26 DE DICIEMBRE DE 2010
Ayer celebrábamos el día de Navidad. Este fue el misterio: Dios se hace Niño y nace en el seno de una familia. Cristo llega a la tierra como uno más, como uno de nosotros, en el seno de una familia, de un matrimonio compuesto por un esposo y una esposa y madre unidos para siempre. Y Jesús vivió el noventa por ciento de su vida en el hogar de sus padres.
Con esta dilatada estancia, Jesús ha llamado la atención sobre la importancia de una institución natural, santuario de la vida como la han llamado los últimos Papas de la Iglesia Católica, como la escuela donde, de modo espontáneo, cada uno de sus miembros, aprenden un sinfín de cualidades para desenvolverse en la vida.
Por ello, ninguna ideología sea del color político que sea, ninguna escuela pública, privada o concertada, ningún sermón del mejor predicador logra lo que la familia consigue casi sin proponérselo: transmitir unos valores, un modo de ser, que será como la raíz principal de todas las decisiones que los hijos puedan tomar el día de mañana en la vida.
También los padres, los abuelos, la gente adulta que vive en el seno de la familia aprenden en ella porque todos han de vivir una dedicación y una entrega que, por costosa, no asumirían por nada ni por nadie. Hoy por hoy se puede asegurar que, a pesar de las crisis que se puedan sufrir en el seno de una familia, el noventa por ciento de lo que es una persona se lo debe exclusivamente a la familia. Aunque es cierto que un tanto por ciento casi insignificante hace últimamente el trabajo que antes hacía la familia, y, por cierto, hasta mal hecho.
Debemos valorar y proteger ese ámbito en que cada uno de nosotros somos queridos, somos escuchados, somos comprendidos, somos ayudados… Si esto lo miramos bien, con detenimiento, supone un lujazo en comparación con la sociedad de ahí fuera tan competitiva y tan humana en que vivimos.
Nadie nos hace tanto caso, nadie sabe agradecer nuestras ocurrencias, nadie como la familia sabe estar a nuestro lado en la enfermedad o en un apuro serio como en los tiempos de crisis económica que estamos viviendo, como los propios de nuestra familia.
Hay que proteger todo esto contra los estragos del tiempo y la rutina procurando que la unidad y el cariño se revelen más fuertes que cualquier discrepancia o disgusto.

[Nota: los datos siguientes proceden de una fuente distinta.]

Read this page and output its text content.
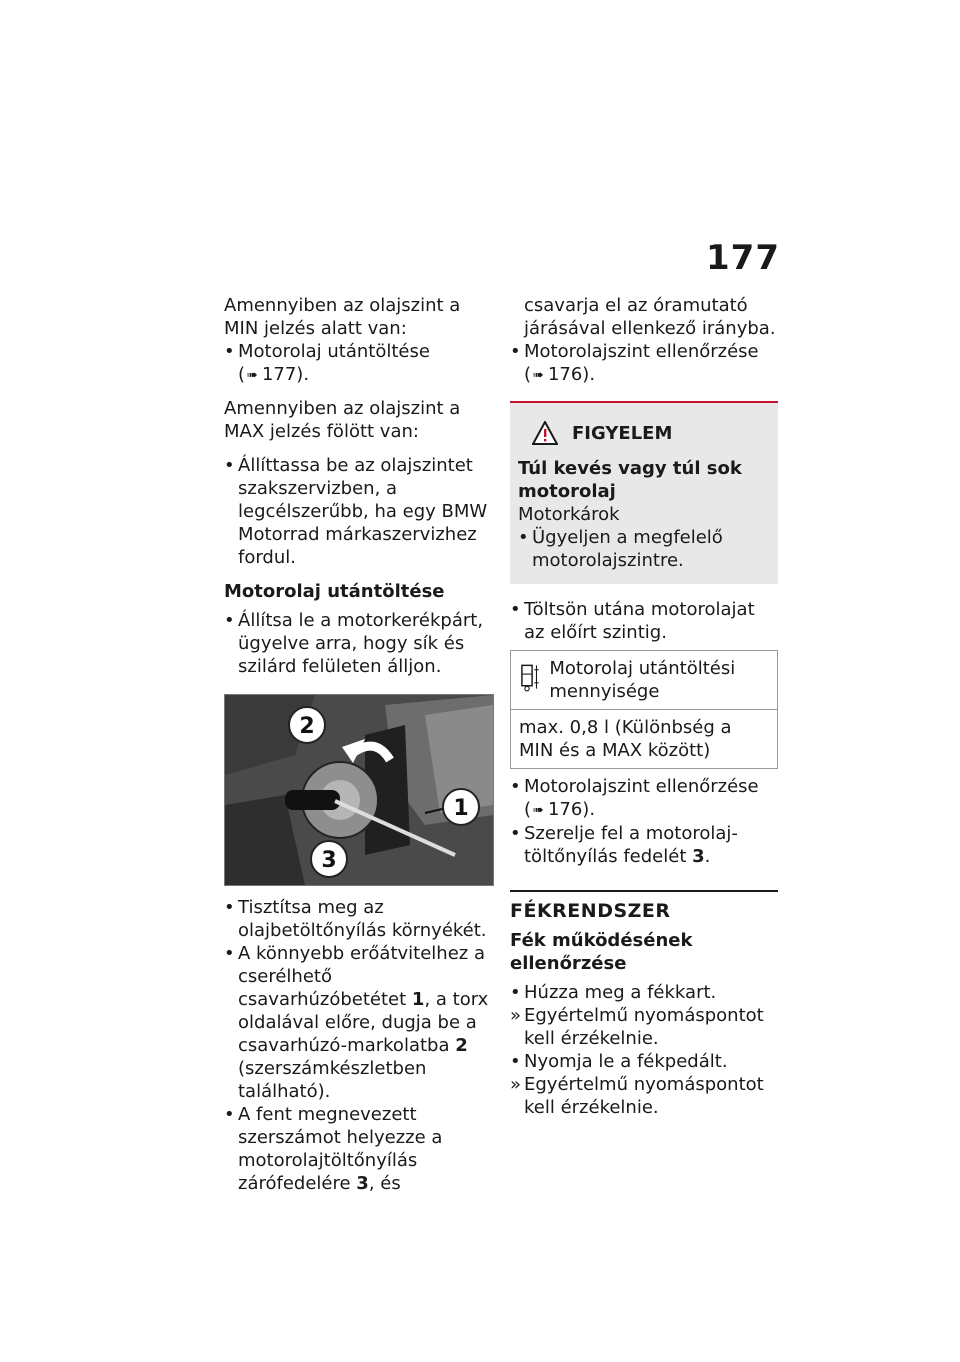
177

Amennyiben az olajszint a MIN jelzés alatt van:

• Motorolaj utántöltése
( ➠ 177).

Amennyiben az olajszint a MAX jelzés fölött van:

• Állíttassa be az olajszintet szakszervizben, a legcélszerűbb, ha egy BMW Motorrad márkaszervizhez fordul.

Motorolaj utántöltése

• Állítsa le a motorkerékpárt, ügyelve arra, hogy sík és szilárd felületen álljon.
1
2
3
• Tisztítsa meg az olajbetöltőnyílás környékét.
• A könnyebb erőátvitelhez a cserélhető csavarhúzóbetétet 1, a torx oldalával előre, dugja be a csavarhúzó-markolatba 2 (szerszámkészletben található).
• A fent megnevezett szerszámot helyezze a motorolajtöltőnyílás zárófedelére 3, és

csavarja el az óramutató járásával ellenkező irányba.

• Motorolajszint ellenőrzése
( ➠ 176).
FIGYELEM

Túl kevés vagy túl sok motorolaj

Motorkárok

• Ügyeljen a megfelelő motorolajszintre.
• Töltsön utána motorolajat az előírt szintig.
Motorolaj utántöltési mennyisége
max. 0,8 l (Különbség a MIN és a MAX között)
• Motorolajszint ellenőrzése
( ➠ 176).
• Szerelje fel a motorolaj-töltőnyílás fedelét 3.
FÉKRENDSZER

Fék működésének ellenőrzése

• Húzza meg a fékkart.
» Egyértelmű nyomáspontot kell érzékelnie.
• Nyomja le a fékpedált.
» Egyértelmű nyomáspontot kell érzékelnie.
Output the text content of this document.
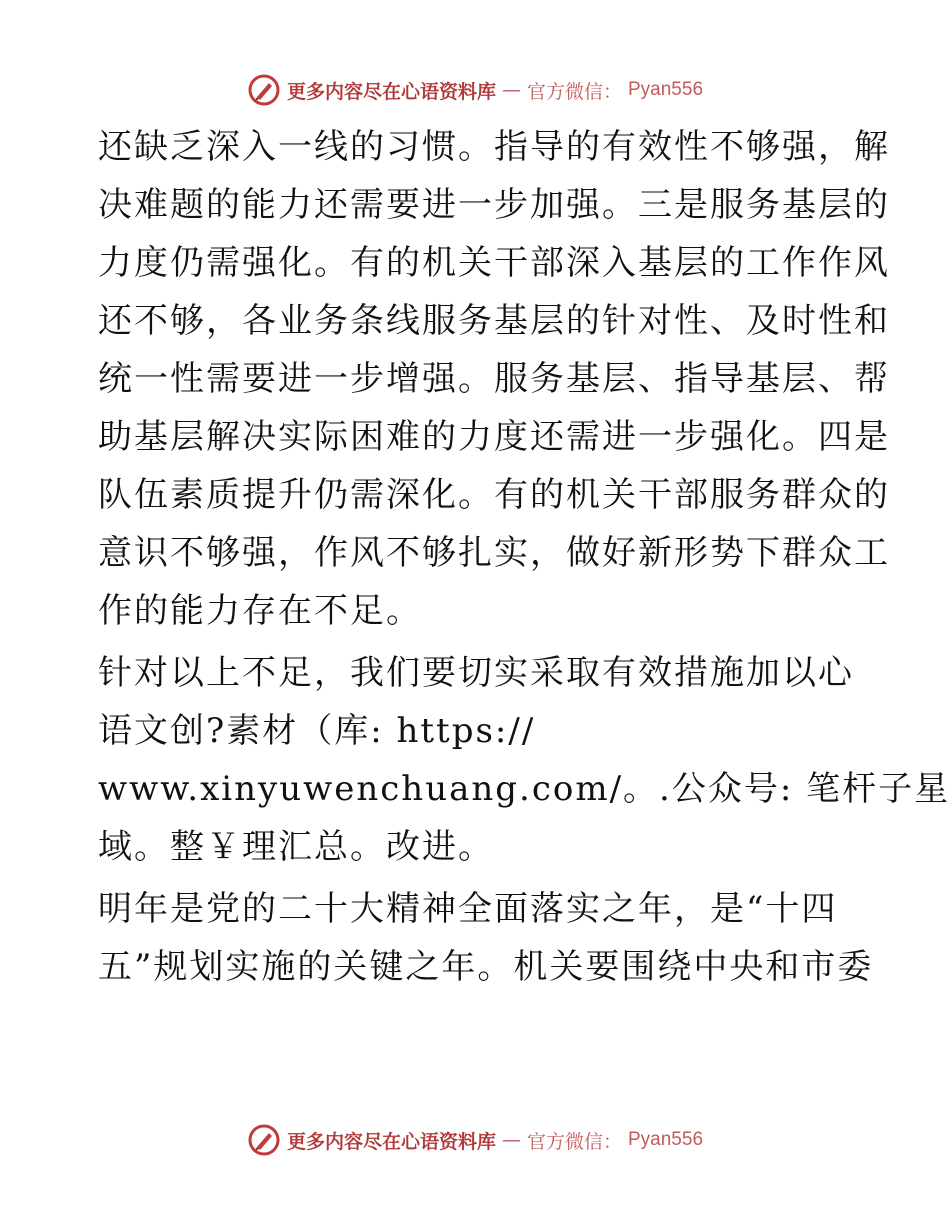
更多内容尽在心语资料库 — 官方微信： Pyan556
还缺乏深入一线的习惯。指导的有效性不够强，解
决难题的能力还需要进一步加强。三是服务基层的
力度仍需强化。有的机关干部深入基层的工作作风
还不够，各业务条线服务基层的针对性、及时性和
统一性需要进一步增强。服务基层、指导基层、帮
助基层解决实际困难的力度还需进一步强化。四是
队伍素质提升仍需深化。有的机关干部服务群众的
意识不够强，作风不够扎实，做好新形势下群众工
作的能力存在不足。
针对以上不足，我们要切实采取有效措施加以心
语文创?素材（库: https://
www.xinyuwenchuang.com/。.公众号: 笔杆子星
域。整￥理汇总。改进。
明年是党的二十大精神全面落实之年，是“十四
五”规划实施的关键之年。机关要围绕中央和市委
更多内容尽在心语资料库 — 官方微信： Pyan556
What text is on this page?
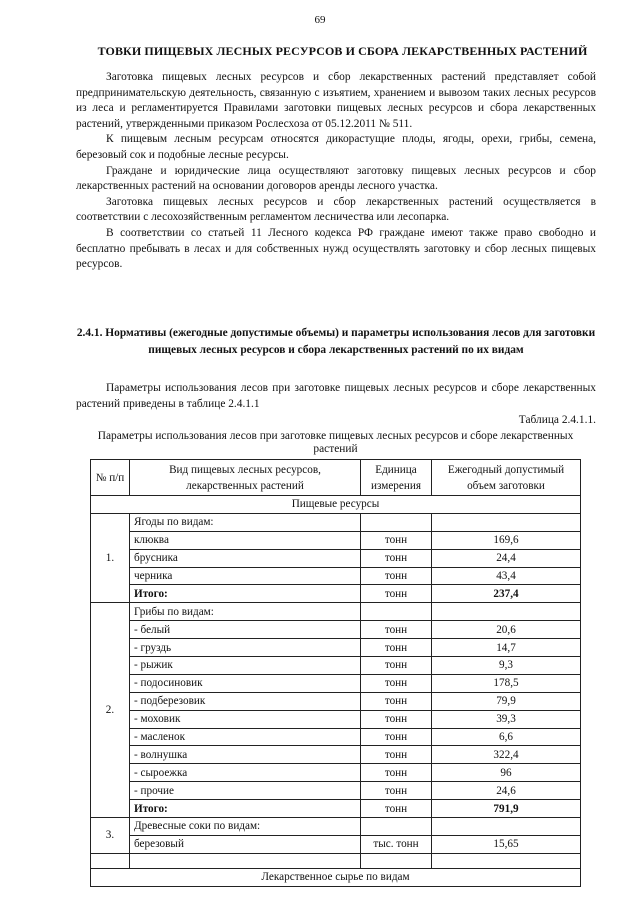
69
ТОВКИ ПИЩЕВЫХ ЛЕСНЫХ РЕСУРСОВ И СБОРА ЛЕКАРСТВЕННЫХ РАСТЕНИЙ

Заготовка пищевых лесных ресурсов и сбор лекарственных растений представляет собой предпринимательскую деятельность, связанную с изъятием, хранением и вывозом таких лесных ресурсов из леса и регламентируется Правилами заготовки пищевых лесных ресурсов и сбора лекарственных растений, утвержденными приказом Рослесхоза от 05.12.2011 № 511.

К пищевым лесным ресурсам относятся дикорастущие плоды, ягоды, орехи, грибы, семена, березовый сок и подобные лесные ресурсы.

Граждане и юридические лица осуществляют заготовку пищевых лесных ресурсов и сбор лекарственных растений на основании договоров аренды лесного участка.

Заготовка пищевых лесных ресурсов и сбор лекарственных растений осуществляется в соответствии с лесохозяйственным регламентом лесничества или лесопарка.

В соответствии со статьей 11 Лесного кодекса РФ граждане имеют также право свободно и бесплатно пребывать в лесах и для собственных нужд осуществлять заготовку и сбор лесных пищевых ресурсов.

2.4.1. Нормативы (ежегодные допустимые объемы) и параметры использования лесов для заготовки пищевых лесных ресурсов и сбора лекарственных растений по их видам

Параметры использования лесов при заготовке пищевых лесных ресурсов и сборе лекарственных растений приведены в таблице 2.4.1.1

Таблица 2.4.1.1.
Параметры использования лесов при заготовке пищевых лесных ресурсов и сборе лекарственных растений
№ п/п	Вид пищевых лесных ресурсов, лекарственных растений	Единица измерения	Ежегодный допустимый объем заготовки
Пищевые ресурсы			
1.	Ягоды по видам:		
	клюква	тонн	169,6
	брусника	тонн	24,4
	черника	тонн	43,4
	Итого:	тонн	237,4
2.	Грибы по видам:		
	- белый	тонн	20,6
	- груздь	тонн	14,7
	- рыжик	тонн	9,3
	- подосиновик	тонн	178,5
	- подберезовик	тонн	79,9
	- моховик	тонн	39,3
	- масленок	тонн	6,6
	- волнушка	тонн	322,4
	- сыроежка	тонн	96
	- прочие	тонн	24,6
	Итого:	тонн	791,9
3.	Древесные соки по видам:		
	березовый	тыс. тонн	15,65

Лекарственное сырье по видам			
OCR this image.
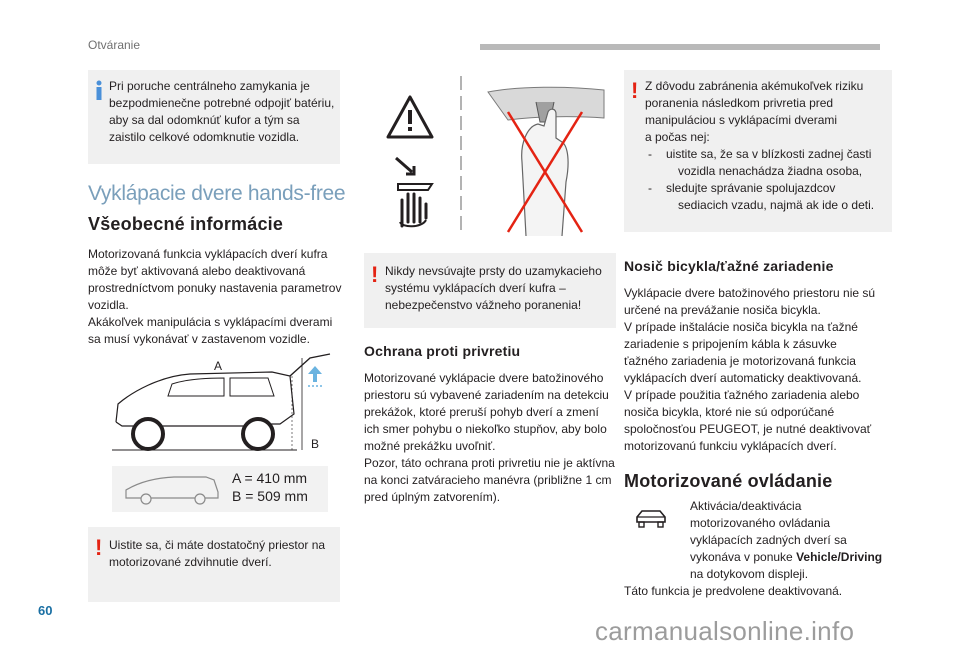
Otváranie

Pri poruche centrálneho zamykania je bezpodmienečne potrebné odpojiť batériu, aby sa dal odomknúť kufor a tým sa zaistilo celkové odomknutie vozidla.

Vyklápacie dvere hands-free
Všeobecné informácie

Motorizovaná funkcia vyklápacích dverí kufra

môže byť aktivovaná alebo deaktivovaná

prostredníctvom ponuky nastavenia parametrov

vozidla.

Akákoľvek manipulácia s vyklápacími dverami

sa musí vykonávať v zastavenom vozidle.

A
B
A = 410 mm
B = 509 mm
! Uistite sa, či máte dostatočný priestor na

motorizované zdvihnutie dverí.

! Nikdy nevsúvajte prsty do uzamykacieho

systému vyklápacích dverí kufra –

nebezpečenstvo vážneho poranenia!

Ochrana proti privretiu

Motorizované vyklápacie dvere batožinového

priestoru sú vybavené zariadením na detekciu

prekážok, ktoré preruší pohyb dverí a zmení

ich smer pohybu o niekoľko stupňov, aby bolo

možné prekážku uvoľniť.

Pozor, táto ochrana proti privretiu nie je aktívna

na konci zatváracieho manévra (približne 1 cm

pred úplným zatvorením).

! Z dôvodu zabránenia akémukoľvek riziku

poranenia následkom privretia pred

manipuláciou s vyklápacími dverami

a počas nej:

- uistite sa, že sa v blízkosti zadnej časti

vozidla nenachádza žiadna osoba,

- sledujte správanie spolujazdcov

sediacich vzadu, najmä ak ide o deti.

Nosič bicykla/ťažné zariadenie

Vyklápacie dvere batožinového priestoru nie sú

určené na prevážanie nosiča bicykla.

V prípade inštalácie nosiča bicykla na ťažné

zariadenie s pripojením kábla k zásuvke

ťažného zariadenia je motorizovaná funkcia

vyklápacích dverí automaticky deaktivovaná.

V prípade použitia ťažného zariadenia alebo

nosiča bicykla, ktoré nie sú odporúčané

spoločnosťou PEUGEOT, je nutné deaktivovať

motorizovanú funkciu vyklápacích dverí.

Motorizované ovládanie

Aktivácia/deaktivácia

motorizovaného ovládania

vyklápacích zadných dverí sa

vykonáva v ponuke Vehicle/Driving

na dotykovom displeji.

Táto funkcia je predvolene deaktivovaná.

60
carmanualsonline.info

Hoy hemos de ir eliminando expresiones corrientes de nuestro vocabulario con relación a la familia: “Ya estoy cansado de hacer siempre el papel del complaciente”, ¿Por qué he de ser yo siempre el que ceda? ¡A ver cuándo se te ve algún detalle!
Si hay una forma de hacer imposible o desagradable la convivencia familiar no hay que buscar otros caminos, con seguir este es más que suficiente.
Vamos a esforzarnos en dar importancia a los pequeños sacrificios que el hogar reclama, que el amor convierte en grandes y que hacen, también grande al amor. Entonces, la alegría se impondrá siempre a los pequeños disgustos y se hará extensiva a otros hogares ligados al nuestro por algún motivo, y daremos, así también, a conocer a Cristo.
¿Nos imaginamos a María y José olvidando que el Niño que alegraba la casa en Nazaret era el Hijo del Altísimo?